A computer program's numbers, if written very carefully, (the BIABacus is the best you will get at time of writing) will still only give you four things even slightly relating to recipe design... original gravity 'points' (volume x gravity 'points'), final gravity 'points', colour (very low importance and very poor estimates) and bitterness (let's not even go there :roll:). The BIABacus does the first better than any other software. It does all the others at least as well, usually better, than any other software but all these estimates are just estimates. The colour and bitterness formulas that all software uses, including the BIABacus, are extremely vague, often appalling.

When designing a recipe, the first thing you want to think of is, perhaps, the percentages of grains you want in your grain bill. That is what the left hand side of Section C is for. If you can't imagine, in your head, your grain bill as percentages, then you should not even be thinking of designing recipes in my view. Designing recipes is an advanced skill and depends on a lot of factors. (Btw, even if you do design a brilliant recipe, your next and far more complicated problem, if you were a commercial brewer, is working out how to replicate that recipe from week to week given the varying inputs/qualities of ingredients available.)

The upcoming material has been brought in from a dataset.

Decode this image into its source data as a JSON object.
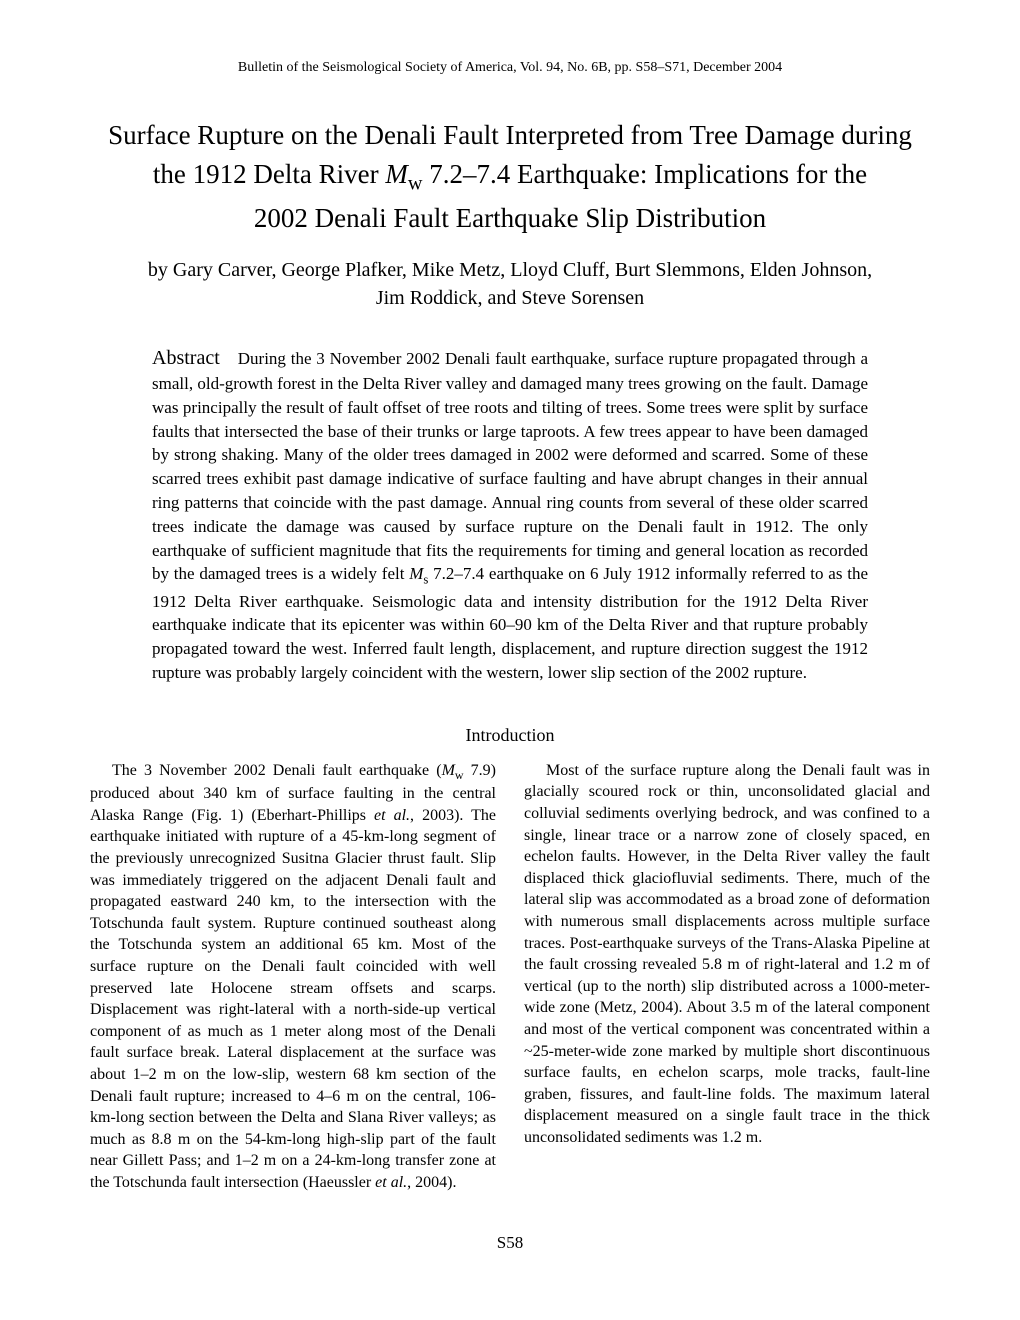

As for the hops, there is no great way, in brewing software of dealing with this highly complex subject. For a start, all the hop IBU estimate formulas we rely on, are old. Secondly, IBU's are only one part of recipe formulation. Flavour and aroma are far more important than IBU's but there are no formulas for these things. So, once again, unless you realise how vague IBU formulas are and their relative second place to flavour and aroma, in many, if not most, styles, you probably shouldn't be designing yet if that makes sense.
Last edited by PistolPatch on 14 Nov 2015, 22:16, edited 1 time in total.